> **_NOTE:_**  **This script is supposed to be executed at SageMaker Notebook!**

## prerequesites
- We have setup an **SageMaker Notebook**, the **S3 bucket** to store the bindle, and config their permission

## Step 1
Use git to clone this branch to your SageMaker Notebook instance, and open this run.ipynb at your SageMaker Notebook

## Step 2
Wrap the handler folder to a tarball. And upload it to your S3 bucket.

In handler/neural_sparse_handler.py, we define the model loading, pre-process, inference and post-process.
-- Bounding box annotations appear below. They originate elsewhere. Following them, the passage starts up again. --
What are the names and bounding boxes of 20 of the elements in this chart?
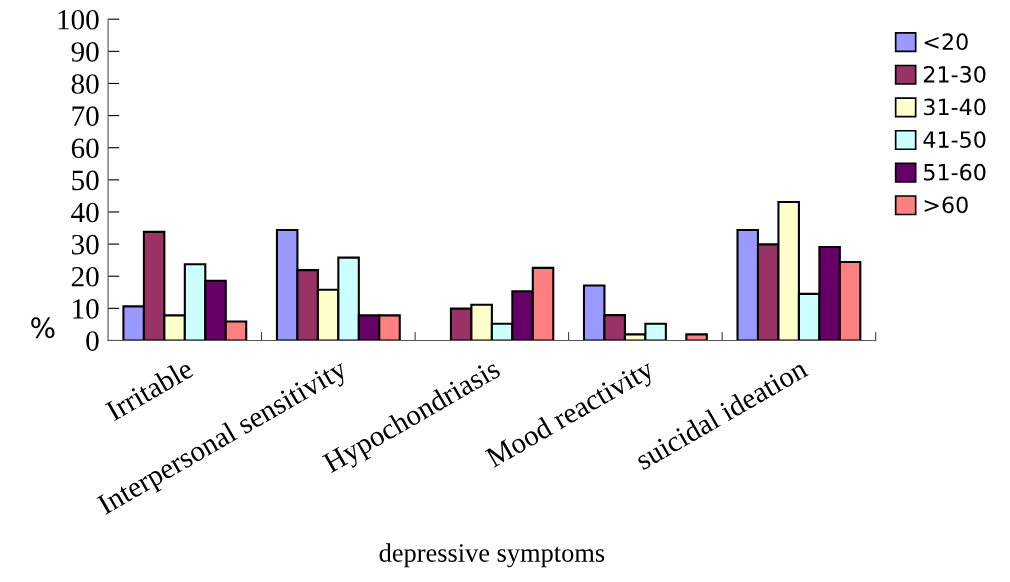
y-tick-label: 20 — [71, 266, 99, 287]
legend-label: >60 — [924, 196, 968, 214]
legend-label: 31-40 — [924, 98, 986, 116]
y-axis-title: % — [31, 317, 55, 339]
y-tick-label: 60 — [71, 138, 99, 159]
y-tick-label: 90 — [71, 42, 99, 62]
legend-label: <20 — [924, 33, 968, 51]
y-tick-label: 10 — [73, 299, 99, 319]
y-tick-label: 70 — [72, 106, 99, 126]
legend-label: 51-60 — [924, 163, 986, 181]
x-axis-title: depressive symptoms — [379, 543, 605, 568]
y-tick-label: 40 — [71, 202, 99, 223]
y-tick-label: 100 — [58, 9, 99, 30]
y-tick-label: 50 — [72, 170, 99, 191]
y-tick-label: 30 — [71, 234, 99, 255]
legend-label: 21-30 — [923, 65, 986, 83]
y-tick-label: 80 — [71, 74, 99, 94]
y-tick-label: 0 — [86, 331, 99, 351]
bar — [685, 333, 708, 341]
legend-label: 41-50 — [923, 131, 986, 148]
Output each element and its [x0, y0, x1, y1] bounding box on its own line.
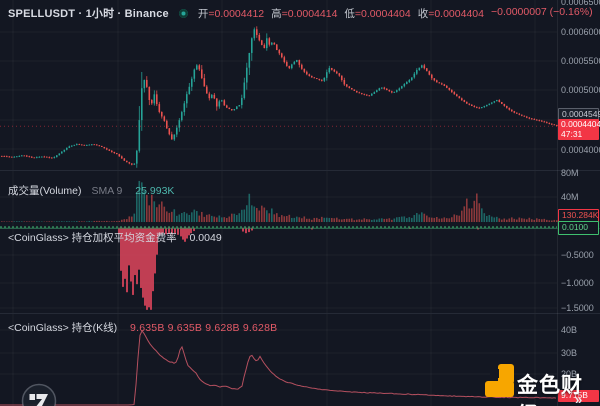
high-label: 高: [271, 7, 282, 20]
volume-value: 25.993K: [135, 185, 175, 197]
oi-values: 9.635B 9.635B 9.628B 9.628B: [130, 322, 278, 334]
funding-value: 0.0049: [189, 232, 222, 244]
funding-legend: <CoinGlass> 持仓加权平均资金费率 0.0049: [8, 230, 222, 245]
close-value: =0.0004404: [428, 7, 484, 20]
change-value: −0.0000007 (−0.16%): [490, 5, 593, 18]
oi-badge: 9.715B: [558, 390, 599, 402]
price-tick: 0.0005500: [561, 56, 600, 66]
volume-legend: 成交量(Volume) SMA 9 25.993K: [8, 183, 174, 198]
price-tick: 0.0006000: [561, 27, 600, 37]
oi-legend-title[interactable]: <CoinGlass> 持仓(K线): [8, 322, 118, 334]
close-label: 收: [417, 7, 429, 20]
volume-tick: 40M: [561, 192, 579, 202]
golden-finance-brand: 金色财经: [517, 374, 583, 406]
oi-legend: <CoinGlass> 持仓(K线) 9.635B 9.635B 9.628B …: [8, 320, 277, 335]
price-tick: 0.0006500: [561, 0, 600, 7]
open-label: 开: [197, 7, 209, 20]
chart-header: SPELLUSDT · 1小时 · Binance 开=0.0004412 高=…: [8, 5, 593, 21]
go-to-realtime-icon[interactable]: »: [575, 392, 583, 406]
funding-tick: −0.5000: [561, 250, 594, 260]
open-value: =0.0004412: [208, 7, 265, 20]
volume-legend-title[interactable]: 成交量(Volume): [8, 185, 82, 197]
current-price: 0.0004404: [561, 119, 600, 129]
oi-tick: 40B: [561, 325, 578, 335]
funding-badge: 0.0100: [558, 221, 599, 235]
low-value: =0.0004404: [354, 7, 411, 20]
volume-tick: 80M: [561, 168, 579, 178]
symbol-title[interactable]: SPELLUSDT · 1小时 · Binance: [8, 8, 169, 20]
bar-countdown: 47:31: [561, 128, 583, 139]
price-tick: 0.0005000: [561, 85, 600, 95]
low-label: 低: [344, 7, 355, 20]
price-tick: 0.0004000: [561, 145, 600, 155]
volume-ma-label: SMA 9: [91, 185, 123, 197]
oi-tick: 20B: [561, 369, 578, 379]
funding-legend-title[interactable]: <CoinGlass> 持仓加权平均资金费率: [8, 232, 177, 244]
ohlc-values: 开=0.0004412 高=0.0004414 低=0.0004404 收=0.…: [198, 6, 593, 21]
market-status-icon[interactable]: [178, 8, 188, 18]
current-price-badge: 0.0004404 47:31: [558, 119, 600, 140]
funding-tick: −1.5000: [561, 303, 594, 313]
high-value: =0.0004414: [281, 7, 338, 20]
funding-tick: −1.0000: [561, 278, 594, 288]
oi-tick: 30B: [561, 348, 578, 358]
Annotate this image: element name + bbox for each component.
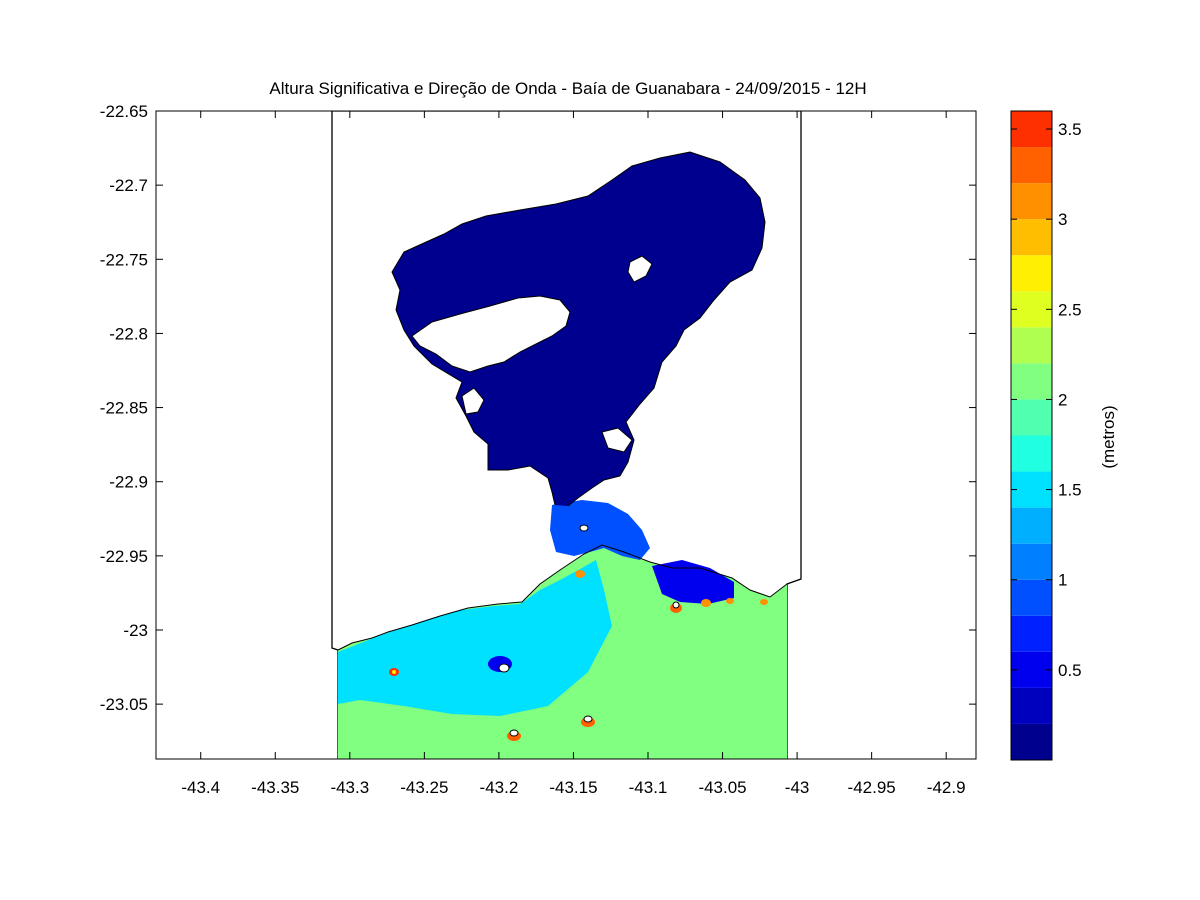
colorbar-frame xyxy=(1010,110,1053,761)
colorbar-swatch xyxy=(1011,507,1052,544)
colorbar-tick-label: 3.5 xyxy=(1058,120,1082,139)
y-tick-label: -23 xyxy=(123,621,148,640)
hotspots xyxy=(389,524,768,741)
ilha-do-governador xyxy=(411,295,571,373)
x-tick-label: -43.25 xyxy=(400,778,448,797)
colorbar-swatch xyxy=(1011,255,1052,292)
colorbar-swatch xyxy=(1011,615,1052,652)
colorbar-swatch xyxy=(1011,111,1052,148)
y-tick-label: -23.05 xyxy=(100,695,148,714)
axes-frame xyxy=(155,110,977,760)
region-niteroi-cove xyxy=(652,560,734,604)
chart-title: Altura Significativa e Direção de Onda -… xyxy=(269,79,866,98)
colorbar-swatch xyxy=(1011,435,1052,472)
x-tick-label: -43.05 xyxy=(698,778,746,797)
x-axis: -43.4 -43.35 -43.3 -43.25 -43.2 -43.15 -43.1 -4… xyxy=(181,111,966,797)
x-tick-label: -43.35 xyxy=(251,778,299,797)
colorbar-tick-label: 3 xyxy=(1058,210,1067,229)
ilha-do-fundao xyxy=(461,387,485,415)
y-tick-label: -22.85 xyxy=(100,399,148,418)
colorbar-swatch xyxy=(1011,543,1052,580)
colorbar-swatch xyxy=(1011,471,1052,508)
y-tick-label: -22.75 xyxy=(100,250,148,269)
x-tick-label: -42.95 xyxy=(848,778,896,797)
colorbar-tick-label: 1.5 xyxy=(1058,481,1082,500)
x-tick-label: -43.15 xyxy=(549,778,597,797)
y-tick-label: -22.9 xyxy=(109,473,148,492)
x-tick-label: -43 xyxy=(785,778,810,797)
land-masses xyxy=(411,255,653,453)
colorbar-tick-label: 0.5 xyxy=(1058,661,1082,680)
colorbar-tick-label: 2 xyxy=(1058,390,1067,409)
bay-coastline xyxy=(391,151,766,507)
y-tick-label: -22.8 xyxy=(109,324,148,343)
colorbar-swatch xyxy=(1011,723,1052,760)
y-tick-label: -22.65 xyxy=(100,102,148,121)
x-tick-label: -43.3 xyxy=(330,778,369,797)
colorbar-swatch xyxy=(1011,651,1052,688)
colorbar-swatch xyxy=(1011,687,1052,724)
plot-area xyxy=(156,111,976,759)
x-tick-label: -43.1 xyxy=(629,778,668,797)
region-west-coast-sea xyxy=(338,560,612,716)
region-bay-entrance xyxy=(550,500,650,560)
colorbar-swatch xyxy=(1011,183,1052,220)
east-shore-islet xyxy=(601,427,633,453)
sea-field xyxy=(338,152,787,759)
colorbar-swatch xyxy=(1011,399,1052,436)
colorbar-swatch xyxy=(1011,147,1052,184)
ilha-de-paqueta xyxy=(627,255,653,283)
colorbar-swatch xyxy=(1011,219,1052,256)
colorbar-swatch xyxy=(1011,363,1052,400)
colorbar-tick-label: 2.5 xyxy=(1058,300,1082,319)
coastline xyxy=(337,544,788,651)
colorbar-swatch xyxy=(1011,327,1052,364)
y-axis: -22.65 -22.7 -22.75 -22.8 -22.85 -22.9 -22.95 -… xyxy=(100,102,976,714)
colorbar-label: (metros) xyxy=(1099,405,1118,468)
x-tick-label: -43.4 xyxy=(181,778,220,797)
colorbar: 0.5 1 1.5 2 2.5 3 3.5 xyxy=(1010,110,1082,761)
region-bay-interior xyxy=(392,152,765,506)
y-tick-label: -22.95 xyxy=(100,547,148,566)
x-tick-label: -42.9 xyxy=(927,778,966,797)
colorbar-swatch xyxy=(1011,291,1052,328)
y-tick-label: -22.7 xyxy=(109,176,148,195)
x-tick-label: -43.2 xyxy=(480,778,519,797)
colorbar-tick-label: 1 xyxy=(1058,571,1067,590)
colorbar-swatch xyxy=(1011,579,1052,616)
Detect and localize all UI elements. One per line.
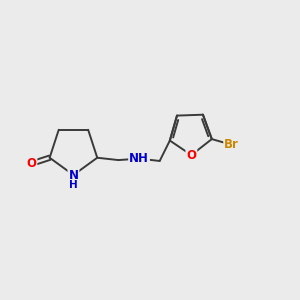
Text: N: N: [68, 169, 78, 182]
Text: Br: Br: [224, 138, 239, 151]
Text: O: O: [26, 157, 36, 170]
Text: H: H: [69, 180, 78, 190]
Text: O: O: [186, 148, 197, 162]
Text: NH: NH: [129, 152, 149, 165]
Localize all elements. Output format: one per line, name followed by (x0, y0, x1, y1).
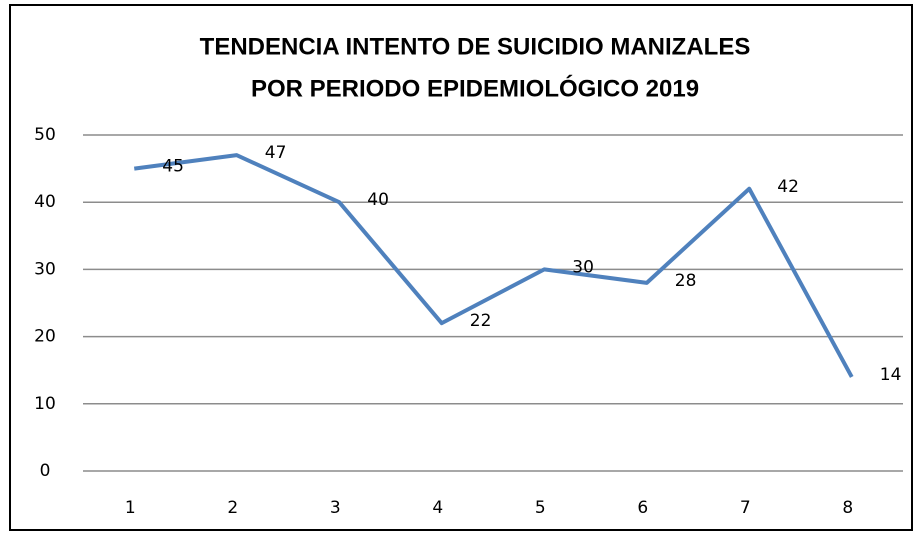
data-label: 14 (880, 365, 902, 385)
chart-title: TENDENCIA INTENTO DE SUICIDIO MANIZALES (200, 33, 751, 60)
data-label: 42 (777, 177, 799, 197)
x-tick-label: 5 (535, 498, 546, 518)
data-label: 45 (162, 157, 184, 177)
data-label: 47 (265, 143, 287, 163)
y-tick-label: 20 (34, 327, 56, 347)
x-tick-label: 2 (227, 498, 238, 518)
x-tick-label: 4 (432, 498, 443, 518)
y-tick-label: 0 (40, 461, 51, 481)
chart-border (9, 4, 913, 531)
x-tick-label: 3 (330, 498, 341, 518)
data-label: 40 (367, 190, 389, 210)
y-tick-label: 10 (34, 394, 56, 414)
data-label: 22 (470, 311, 492, 331)
x-tick-label: 7 (740, 498, 751, 518)
x-tick-label: 8 (842, 498, 853, 518)
y-tick-label: 40 (34, 192, 56, 212)
y-tick-label: 30 (34, 259, 56, 279)
data-label: 30 (572, 257, 594, 277)
chart-title: POR PERIODO EPIDEMIOLÓGICO 2019 (251, 74, 699, 102)
y-tick-label: 50 (34, 125, 56, 145)
data-label: 28 (675, 271, 697, 291)
data-line (133, 153, 854, 378)
x-tick-label: 1 (125, 498, 136, 518)
x-tick-label: 6 (637, 498, 648, 518)
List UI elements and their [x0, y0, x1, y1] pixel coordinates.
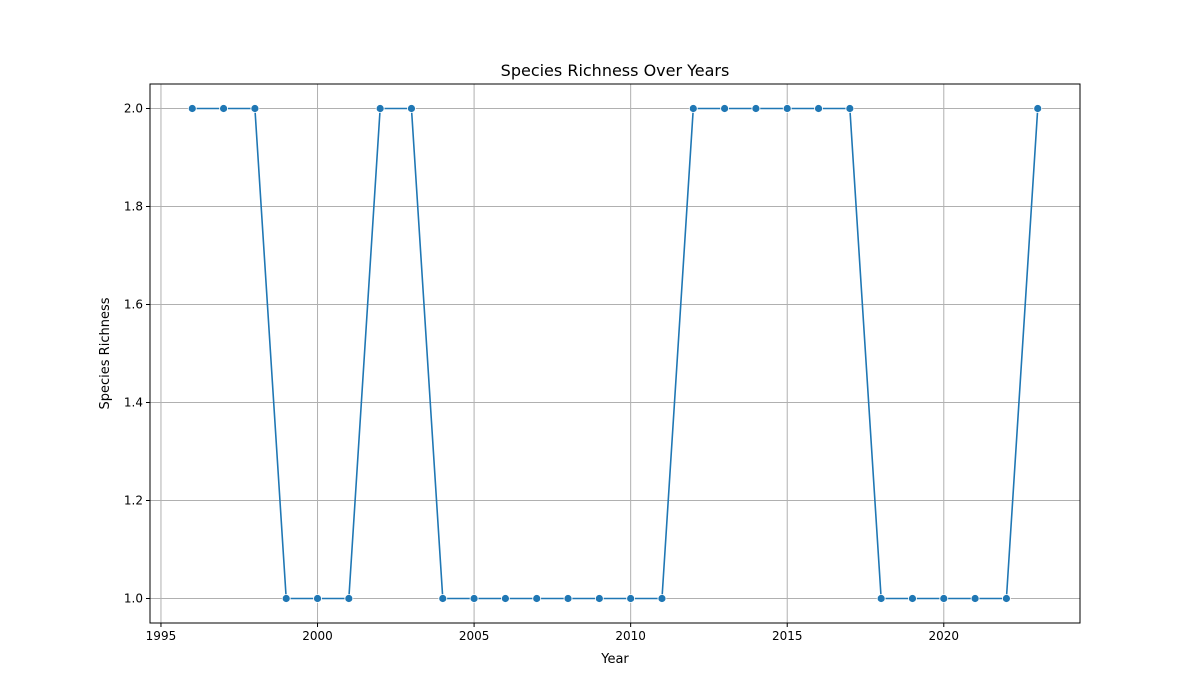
- data-point: [281, 594, 291, 603]
- data-point: [939, 594, 949, 603]
- data-point: [688, 104, 698, 113]
- y-tick-label: 1.0: [124, 592, 143, 606]
- y-tick-label: 2.0: [124, 102, 143, 116]
- data-point: [1002, 594, 1011, 603]
- x-tick-label: 2000: [302, 629, 333, 643]
- data-point: [594, 594, 604, 603]
- data-point: [657, 594, 667, 603]
- data-point: [313, 594, 322, 603]
- data-point: [845, 104, 855, 113]
- x-tick-label: 2005: [459, 629, 490, 643]
- x-axis-label: Year: [600, 652, 629, 667]
- data-point: [219, 104, 228, 113]
- data-point: [532, 594, 542, 603]
- data-point: [626, 594, 636, 603]
- data-point: [751, 104, 761, 113]
- data-point: [375, 104, 385, 113]
- x-tick-label: 1995: [146, 629, 177, 643]
- y-tick-label: 1.8: [124, 200, 143, 214]
- data-point: [782, 104, 792, 113]
- data-point: [187, 104, 197, 113]
- data-point: [908, 594, 917, 603]
- series-line: [192, 107, 1039, 600]
- y-tick-label: 1.6: [124, 298, 143, 312]
- data-point: [1033, 104, 1043, 113]
- chart-title: Species Richness Over Years: [501, 61, 730, 80]
- y-tick-label: 1.4: [124, 396, 143, 410]
- y-axis-label: Species Richness: [98, 297, 113, 409]
- data-point: [250, 104, 260, 113]
- data-point: [469, 594, 479, 603]
- plot-frame: [149, 83, 1081, 624]
- x-tick-label: 2015: [772, 629, 803, 643]
- x-tick-label: 2020: [929, 629, 960, 643]
- data-point: [438, 594, 448, 603]
- data-point: [876, 594, 886, 603]
- grid-lines: [150, 84, 1080, 623]
- y-tick-label: 1.2: [124, 494, 143, 508]
- data-point: [720, 104, 729, 113]
- axis-ticks: 1995 2000 2005 2010 2015 2020 1.0 1.2 1.4 1.6 1.8 2…: [124, 102, 959, 644]
- data-point: [501, 594, 510, 603]
- data-point: [814, 104, 823, 113]
- x-tick-label: 2010: [615, 629, 646, 643]
- data-point: [563, 594, 573, 603]
- data-point: [970, 594, 980, 603]
- data-point: [407, 104, 416, 113]
- series-layer: [187, 104, 1043, 603]
- data-point: [344, 594, 354, 603]
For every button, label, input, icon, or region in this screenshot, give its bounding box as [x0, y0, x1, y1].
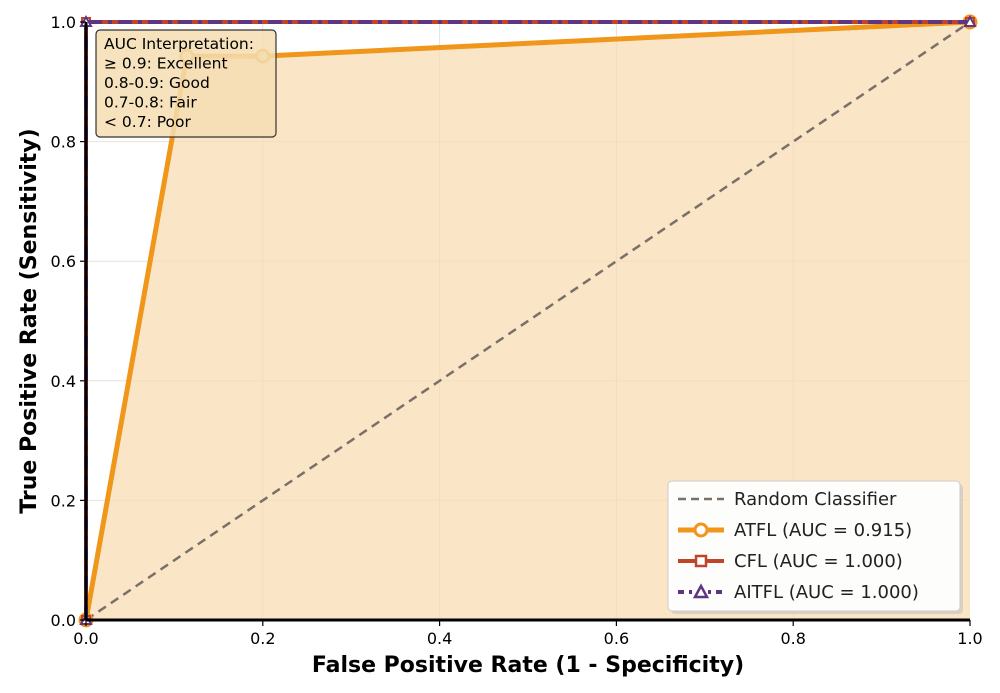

We use mixed-precision to accelerate the inference.

In handler/neural_sparse_config.yaml, we define some configs for the torch serve (include dynamic micro-batching)

> **_NOTE:_**  By default we deploy the opensearch-project/opensearch-neural-sparse-encoding-v1 model. To deploy other models, please change the model_id parameter at handler/neural_sparse_handler.py

In [None]:
# run this cell
!tar -czvf neural-sparse-handler.tar.gz -C handler/ .
!aws s3 cp neural-sparse-handler.tar.gz s3://{YOUR_BUCKET_PREFIX}/neural-sparse-handler.tar.gz

## Step 3
Use SageMaker python SDK to deploy the tarball on a real-time inference endpoint

Here we use ml.g5.xlarge. It's a GPU instance with good price-performance.

Please modify the region base according to your settings

In [None]:
# run this cell
import boto3
import sagemaker
from sagemaker.model import Model
from sagemaker.predictor import Predictor

role = sagemaker.get_execution_role()
sess = boto3.Session()
sm = sess.client("sagemaker")
region = sess.region_name
account = boto3.client("sts").get_caller_identity().get("Account")
smsess = sagemaker.Session(boto_session=sess)
envs = {
    "TS_ASYNC_LOGGING":"true",
    "TS_JOB_QUEUE_SIZE":"1000"
}

baseimage = sagemaker.image_uris.retrieve(
    framework="pytorch",
    region='us-east-1',
    py_version="py312",
    image_scope="inference",
    version="2.6",
    instance_type="ml.g6.xlarge",
)

model = Model(model_data = "s3://{YOUR_BUCKET_PREFIX}/neural-sparse-handler.tar.gz",
    image_uri = baseimage,
    role = role,
    predictor_cls = Predictor,
    name = "ns-handler",
    sagemaker_session = smsess,
    env=envs
)

from sagemaker.serializers import JSONSerializer
from sagemaker.deserializers import JSONDeserializer
endpoint_name = "ns-handler"
predictor = model.deploy(instance_type='ml.g5.xlarge',
                         initial_instance_count=1,
                         endpoint_name = endpoint_name,
                         serializer=JSONSerializer(),
                         deserializer=JSONDeserializer(),
                        ModelDataDownloadTimeoutInSeconds=3600,
                        ContainerStartupHealthCheckTimeoutInSeconds=3600,
                        VolumeSizeInGB=64)
predictor.endpoint_name

## Step 4

After we create the endpoint, use some sample request to see how it works

In [None]:
# run this cell
import json

body = ["hello world"]
amz = boto3.client('sagemaker-runtime')

response = amz.invoke_endpoint(
    EndpointName=predictor.endpoint_name,
    Body=json.dumps(body),
    ContentType="application/json"
)

res = response['Body'].read()
results = json.loads(res.decode("utf8"))
results

## Step 5
> **_NOTE:_**  **This step is supposed to be executed at an instance have access to OpenSearch cluster!**

Register this SageMaker endpoint at your OpenSearch cluster

Please check the OpenSearch doc for more information. Here we provide one demo request body using access_key and secret_key. Please choose the authentication according to your use case.

### create connector

(Please fill the predictor.endpoint_name at the url)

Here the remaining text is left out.